Once you have a good connection start the engine of the car with the dead battery like you normally would. If the dead battery is not damaged or weak and you have a solid connection between the two batteries the car with the dead battery should start right up. If it does not wiggle the connections on the batteries to see if you can get a better connection and try starting the car again. If you are unsuccessful the dead battery may be too low to start from just a boost, you may still have a bad connection or the dead battery may be damaged and unable to be boosted or charged. If it is either of the last two reasons a tow truck will most likely be needed or, as I have done before, bringing a new battery to the car. If the car is in a safe location you may want to try replacing the battery at the location which is cheaper than a tow AND battery replacement.

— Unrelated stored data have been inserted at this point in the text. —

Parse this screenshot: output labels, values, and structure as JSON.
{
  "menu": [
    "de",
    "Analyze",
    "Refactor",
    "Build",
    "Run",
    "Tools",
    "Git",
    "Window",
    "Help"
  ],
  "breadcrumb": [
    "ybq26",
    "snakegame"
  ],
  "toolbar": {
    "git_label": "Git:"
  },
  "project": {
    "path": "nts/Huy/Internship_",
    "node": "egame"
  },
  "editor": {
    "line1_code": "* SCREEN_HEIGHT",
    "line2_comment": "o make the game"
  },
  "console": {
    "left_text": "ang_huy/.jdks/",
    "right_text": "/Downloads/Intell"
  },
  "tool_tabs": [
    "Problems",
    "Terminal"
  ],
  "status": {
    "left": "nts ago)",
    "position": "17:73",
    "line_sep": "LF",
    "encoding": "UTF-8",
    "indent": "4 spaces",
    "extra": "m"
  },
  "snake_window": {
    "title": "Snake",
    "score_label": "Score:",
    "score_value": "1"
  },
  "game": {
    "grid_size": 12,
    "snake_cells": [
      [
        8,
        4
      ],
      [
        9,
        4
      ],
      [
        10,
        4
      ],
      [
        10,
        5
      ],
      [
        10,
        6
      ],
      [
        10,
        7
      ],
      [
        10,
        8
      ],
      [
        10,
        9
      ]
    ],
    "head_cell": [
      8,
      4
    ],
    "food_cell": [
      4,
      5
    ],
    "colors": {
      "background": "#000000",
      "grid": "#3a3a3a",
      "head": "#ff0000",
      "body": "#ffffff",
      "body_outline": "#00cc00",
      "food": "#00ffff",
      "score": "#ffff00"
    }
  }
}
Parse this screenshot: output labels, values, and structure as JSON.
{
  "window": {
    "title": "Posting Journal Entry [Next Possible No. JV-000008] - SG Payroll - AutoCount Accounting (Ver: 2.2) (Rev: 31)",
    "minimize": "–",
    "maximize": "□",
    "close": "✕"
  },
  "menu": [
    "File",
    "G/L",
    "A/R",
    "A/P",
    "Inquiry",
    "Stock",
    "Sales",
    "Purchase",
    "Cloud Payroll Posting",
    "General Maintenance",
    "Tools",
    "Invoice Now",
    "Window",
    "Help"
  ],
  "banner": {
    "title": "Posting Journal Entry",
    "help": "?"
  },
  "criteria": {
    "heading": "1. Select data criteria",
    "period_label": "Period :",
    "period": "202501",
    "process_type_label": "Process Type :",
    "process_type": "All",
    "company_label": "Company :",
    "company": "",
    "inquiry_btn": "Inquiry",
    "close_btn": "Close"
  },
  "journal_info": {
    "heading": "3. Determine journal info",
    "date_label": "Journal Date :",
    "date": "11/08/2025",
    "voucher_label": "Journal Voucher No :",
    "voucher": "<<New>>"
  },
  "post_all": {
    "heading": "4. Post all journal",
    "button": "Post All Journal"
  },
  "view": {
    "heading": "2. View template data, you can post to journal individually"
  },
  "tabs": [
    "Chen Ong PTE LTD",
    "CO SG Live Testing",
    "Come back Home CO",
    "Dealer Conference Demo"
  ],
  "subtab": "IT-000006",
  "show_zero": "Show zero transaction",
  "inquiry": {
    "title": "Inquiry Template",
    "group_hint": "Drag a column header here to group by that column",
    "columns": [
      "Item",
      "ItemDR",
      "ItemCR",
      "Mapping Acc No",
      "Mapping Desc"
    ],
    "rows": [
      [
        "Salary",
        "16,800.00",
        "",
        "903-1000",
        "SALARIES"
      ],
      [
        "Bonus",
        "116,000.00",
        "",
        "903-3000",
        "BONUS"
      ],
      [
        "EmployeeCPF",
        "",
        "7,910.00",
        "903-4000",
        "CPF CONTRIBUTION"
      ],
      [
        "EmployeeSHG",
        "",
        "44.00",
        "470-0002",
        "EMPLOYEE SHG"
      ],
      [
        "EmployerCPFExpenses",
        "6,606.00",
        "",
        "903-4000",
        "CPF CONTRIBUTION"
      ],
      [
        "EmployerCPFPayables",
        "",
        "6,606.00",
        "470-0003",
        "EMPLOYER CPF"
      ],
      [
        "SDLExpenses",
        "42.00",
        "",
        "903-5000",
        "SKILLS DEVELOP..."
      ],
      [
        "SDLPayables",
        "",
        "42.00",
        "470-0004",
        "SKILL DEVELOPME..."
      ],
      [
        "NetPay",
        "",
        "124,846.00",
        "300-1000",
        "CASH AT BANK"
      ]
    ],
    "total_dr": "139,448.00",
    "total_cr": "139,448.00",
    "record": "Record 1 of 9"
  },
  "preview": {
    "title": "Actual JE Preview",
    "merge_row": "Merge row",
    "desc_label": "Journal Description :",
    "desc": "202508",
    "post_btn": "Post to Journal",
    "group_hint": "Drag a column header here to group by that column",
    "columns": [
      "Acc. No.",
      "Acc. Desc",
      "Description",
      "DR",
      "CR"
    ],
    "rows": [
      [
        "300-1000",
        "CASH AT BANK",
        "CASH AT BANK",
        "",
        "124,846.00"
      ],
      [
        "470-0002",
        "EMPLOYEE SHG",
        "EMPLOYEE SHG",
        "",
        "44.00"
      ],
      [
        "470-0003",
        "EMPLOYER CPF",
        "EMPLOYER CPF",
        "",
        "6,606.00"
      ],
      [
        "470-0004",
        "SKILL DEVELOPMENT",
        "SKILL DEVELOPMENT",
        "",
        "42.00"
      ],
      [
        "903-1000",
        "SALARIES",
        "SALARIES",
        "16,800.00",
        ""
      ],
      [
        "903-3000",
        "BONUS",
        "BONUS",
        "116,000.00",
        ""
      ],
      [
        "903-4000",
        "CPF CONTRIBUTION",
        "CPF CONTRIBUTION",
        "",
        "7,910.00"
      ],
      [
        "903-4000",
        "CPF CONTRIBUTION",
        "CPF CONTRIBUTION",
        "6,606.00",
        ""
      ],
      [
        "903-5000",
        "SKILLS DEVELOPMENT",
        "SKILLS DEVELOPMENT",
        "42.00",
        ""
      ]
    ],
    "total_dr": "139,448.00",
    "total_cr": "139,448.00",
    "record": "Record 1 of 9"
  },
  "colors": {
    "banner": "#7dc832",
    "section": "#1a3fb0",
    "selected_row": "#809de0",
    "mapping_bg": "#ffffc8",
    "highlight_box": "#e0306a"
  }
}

Before attempting to boost your battery make sure that you are not standing in water if you can help it. Water is an electrical conductor and on rare occasions you can receive a small shock if water is present with electrical current just as you would not want an electrical appliance to fall into the bathtub with you.
Rubber soled shoes like tennis shoes will guard you against that possibility though.
Also make doubly sure that you attach the correct cable to the correct terminal. Crisscrossing the cables can result in a possible back charge that could cause an explosion of the battery. It's a low risk but one to be aware of.
Charging a dead battery is not as complicated or dangerous as you may have been led to believe as long as you know the right way to do it.
Auto Instrument Panel With Battery Indicator Light
Car Instrument Panel With Battery Voltage Gauge
On The Road Again
When you are back on the road driving again be sure to check your gauges and indicator lights on your dashboard to see if there is anything showing a charging problem. Ideally your charging gauge should be showing the needle leaning toward the right (charge) and your alternator/generator dash light should be off. If your gauge is showing a negative charge (left of center or below) or your battery indicator light is on (small battery-shaped light) you need to get to a mechanic shop to see what the problem is.
As a precaution you should go to a mechanic regularly to get the charging system checked anyway just to make sure everything is functioning properly.
Actually a dead battery can be a blessing in disguise because it can be warning you of a more serious problem down the road within your charging system.